🤖 AI Summary
Existing referring expression grounding models treat the task as bounding-box regression, lacking interpretability and abstention capability—making it difficult to verify prediction rationale or reject invalid expressions.
Method: We propose the first structured chain-of-thought (CoT) paradigm for referring expression grounding, enabling verifiable explanations and reliable abstention via explicit, candidate-wise matching evaluation. We introduce HumanRef-CoT, a large-scale, human-verified CoT dataset generated by GPT-4o and refined manually. Our approach employs a two-stage training strategy—supervised fine-tuning followed by GRPO-based reinforcement learning—and adopts a candidate-enumeration–instance-level reasoning architecture.

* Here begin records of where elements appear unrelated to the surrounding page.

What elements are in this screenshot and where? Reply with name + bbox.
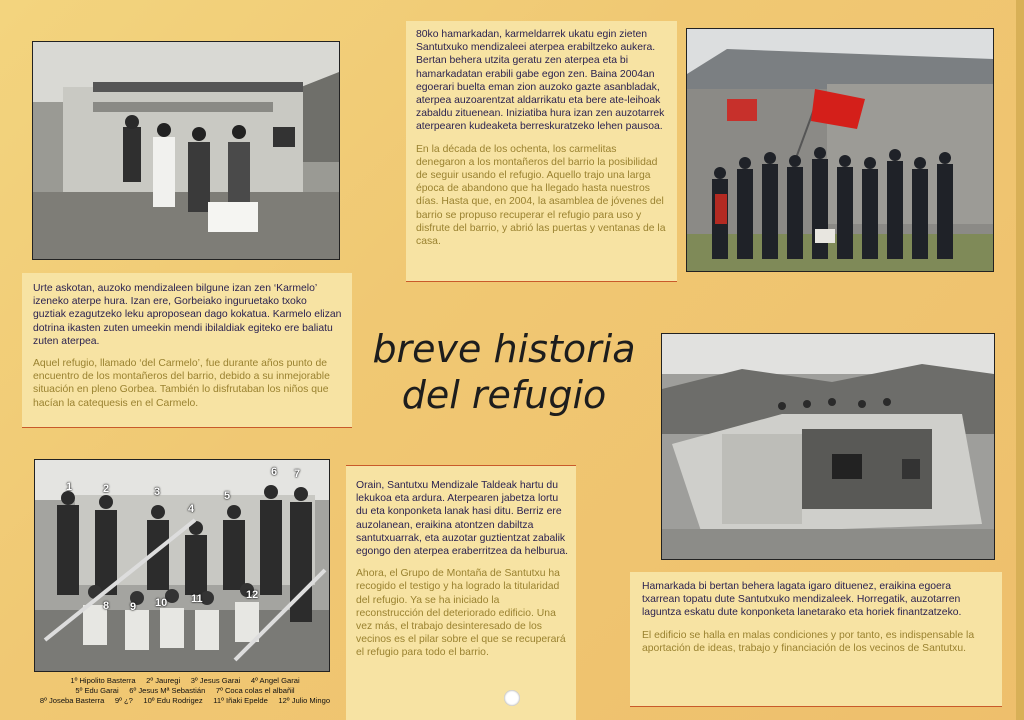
text-box-conditions [630, 572, 1002, 707]
photo-number-4: 4 [188, 503, 195, 515]
photo-mountaineers-group [34, 459, 330, 672]
photo-number-12: 12 [246, 589, 259, 601]
paragraph-spanish: Aquel refugio, llamado ‘del Carmelo’, fue durante años punto de encuentro de los montañeros del barrio, debido a su inmejorable situación en pleno Gorbea. También lo disfrutaban los niños que hacían la catequesis en el Carmelo. [33, 358, 330, 409]
title-line-1: breve historia [372, 327, 636, 371]
photo-number-10: 10 [155, 597, 168, 609]
page-edge [1016, 0, 1024, 720]
photo-number-7: 7 [294, 468, 301, 480]
paragraph-basque: Orain, Santutxu Mendizale Taldeak hartu du lekukoa eta ardura. Aterpearen jabetza lortu du eta konponketa lanak hasi ditu. Berriz ere auzolanean, eraikina atontzen dabiltza santutxuarrak, eta auzotar guztientzat zabalik egongo den aterpea eraberritzea da helburua. [356, 480, 569, 558]
photo-number-2: 2 [103, 483, 110, 495]
photo-number-8: 8 [103, 600, 110, 612]
photo-caption [30, 676, 340, 706]
text-box-eighties [406, 21, 677, 282]
photo-youth-assembly [686, 28, 994, 272]
page-title [360, 326, 648, 418]
paragraph-spanish: El edificio se halla en malas condiciones y por tanto, es indispensable la aportación de ideas, trabajo y financiación de los vecinos de Santutxu. [642, 629, 975, 654]
text-box-history-left [22, 273, 352, 428]
photo-number-1: 1 [66, 481, 73, 493]
paragraph-spanish: Ahora, el Grupo de Montaña de Santutxu ha recogido el testigo y ha logrado la titularidad del refugio. Ya se ha iniciado la reconstrucción del deteriorado edificio. Una vez más, el trabajo desinteresado de los vecinos es el pilar sobre el que se recuperará el refugio para todo el barrio. [356, 568, 566, 659]
caption-line-1: 1º Hipolito Basterra 2º Jauregi 3º Jesus Garai 4º Angel Garai [70, 676, 300, 685]
binder-hole [504, 690, 520, 706]
paragraph-basque: Urte askotan, auzoko mendizaleen bilgune izan zen ‘Karmelo’ izeneko aterpe hura. Izan ere, Gorbeiako inguruetako txoko guztiak ezagutzeko leku aproposean dago kokatua. Karmelo elizan dotrina ikasten zuten umeekin mendi ibilaldiak egiteko ere baliatu zuten aterpea. [33, 283, 342, 347]
photo-number-5: 5 [224, 490, 231, 502]
photo-number-9: 9 [130, 601, 137, 613]
title-line-2: del refugio [401, 373, 607, 417]
text-box-now [346, 465, 576, 720]
photo-number-6: 6 [271, 466, 278, 478]
caption-line-3: 8º Joseba Basterra 9º ¿? 10º Edu Rodrigez 11º Iñaki Epelde 12º Julio Mingo [39, 696, 331, 705]
caption-line-2: 5º Edu Garai 6º Jesus Mª Sebastián 7º Coca colas el albañil [75, 686, 295, 695]
paragraph-basque: 80ko hamarkadan, karmeldarrek ukatu egin zieten Santutxuko mendizaleei aterpea erabiltzeko aukera. Bertan behera utzita geratu zen aterpea eta bi hamarkadatan erabili gabe egon zen. Baina 2004an egoerari buelta eman zion auzoko gazte asanbladak, aterpea auzoarentzat aldarrikatu eta bere ate-leihoak zabaldu zituenean. Iniziatiba hura izan zen auzotarrek aterpearen kudeaketa berreskuratzeko lehen pausoa. [416, 29, 665, 133]
photo-women-refuge [32, 41, 340, 260]
photo-number-3: 3 [154, 486, 161, 498]
paragraph-spanish: En la década de los ochenta, los carmelitas denegaron a los montañeros del barrio la posibilidad de seguir usando el refugio. Aquello trajo una larga época de abandono que ha llegado hasta nuestros días. Hasta que, en 2004, la asamblea de jóvenes del barrio se propuso recuperar el refugio para uso y disfrute del barrio, y abrió las puertas y ventanas de la casa. [416, 143, 666, 248]
photo-number-11: 11 [191, 593, 203, 605]
paragraph-basque: Hamarkada bi bertan behera lagata igaro dituenez, eraikina egoera txarrean topatu dute Santutxuko mendizaleek. Horregatik, auzotarren laguntza eskatu dute konponketa lanetarako eta horiek finantzatzeko. [642, 581, 962, 619]
photo-refuge-construction [661, 333, 995, 560]
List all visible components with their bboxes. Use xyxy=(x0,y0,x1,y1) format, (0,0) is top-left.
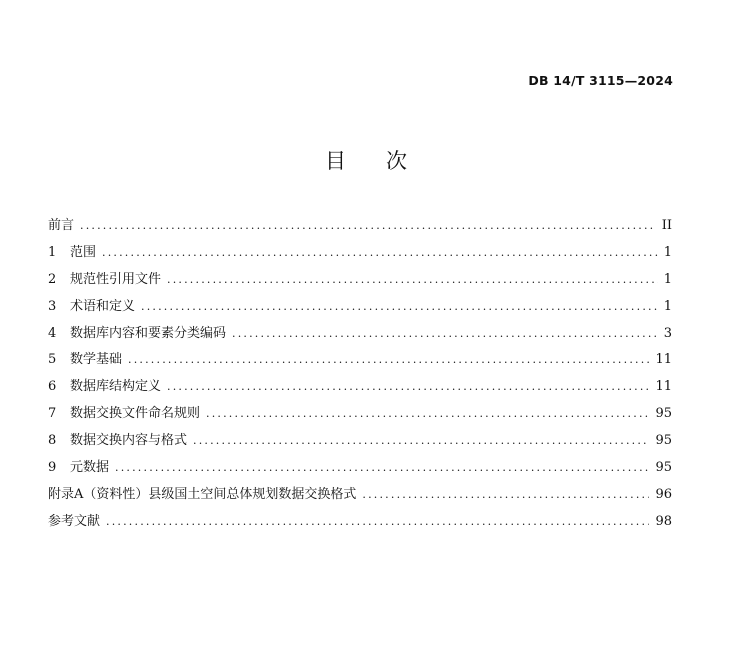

Results: Experiments show significant improvements in in-domain accuracy and explanation quality, with effective hallucination suppression. The model also demonstrates strong cross-domain generalization, establishing a new trustworthy paradigm for vision-language referring expression grounding.
📝 Abstract
Object referring aims to detect all objects in an image that match a given natural language description. We argue that a robust object referring model should be grounded, meaning its predictions should be both explainable and faithful to the visual content. Specifically, it should satisfy two key properties: 1) Verifiable, by producing interpretable reasoning that justifies its predictions and clearly links them to visual evidence; and 2) Trustworthy, by learning to abstain when no object in the image satisfies the given expression. However, most methods treat referring as a direct bounding box prediction task, offering limited interpretability and struggling to reject expressions with no matching object. In this work, we propose Rex-Thinker, a model that formulates object referring as an explicit CoT reasoning task. Given a referring expression, we first identify all candidate object instances corresponding to the referred object category. Rex-Thinker then performs step-by-step reasoning over each candidate to assess whether it matches the given expression, before making a final prediction. To support this paradigm, we construct a large-scale CoT-style referring dataset named HumanRef-CoT by prompting GPT-4o on the HumanRef dataset. Each reasoning trace follows a structured planning, action, and summarization format, enabling the model to learn decomposed, interpretable reasoning over object candidates. We then train Rex-Thinker in two stages: a cold-start supervised fine-tuning phase to teach the model how to perform structured reasoning, followed by GRPO-based RL learning to improve accuracy and generalization. Experiments show that our approach outperforms standard baselines in both precision and interpretability on in-domain evaluation, while also demonstrating improved ability to reject hallucinated outputs and strong generalization in out-of-domain settings.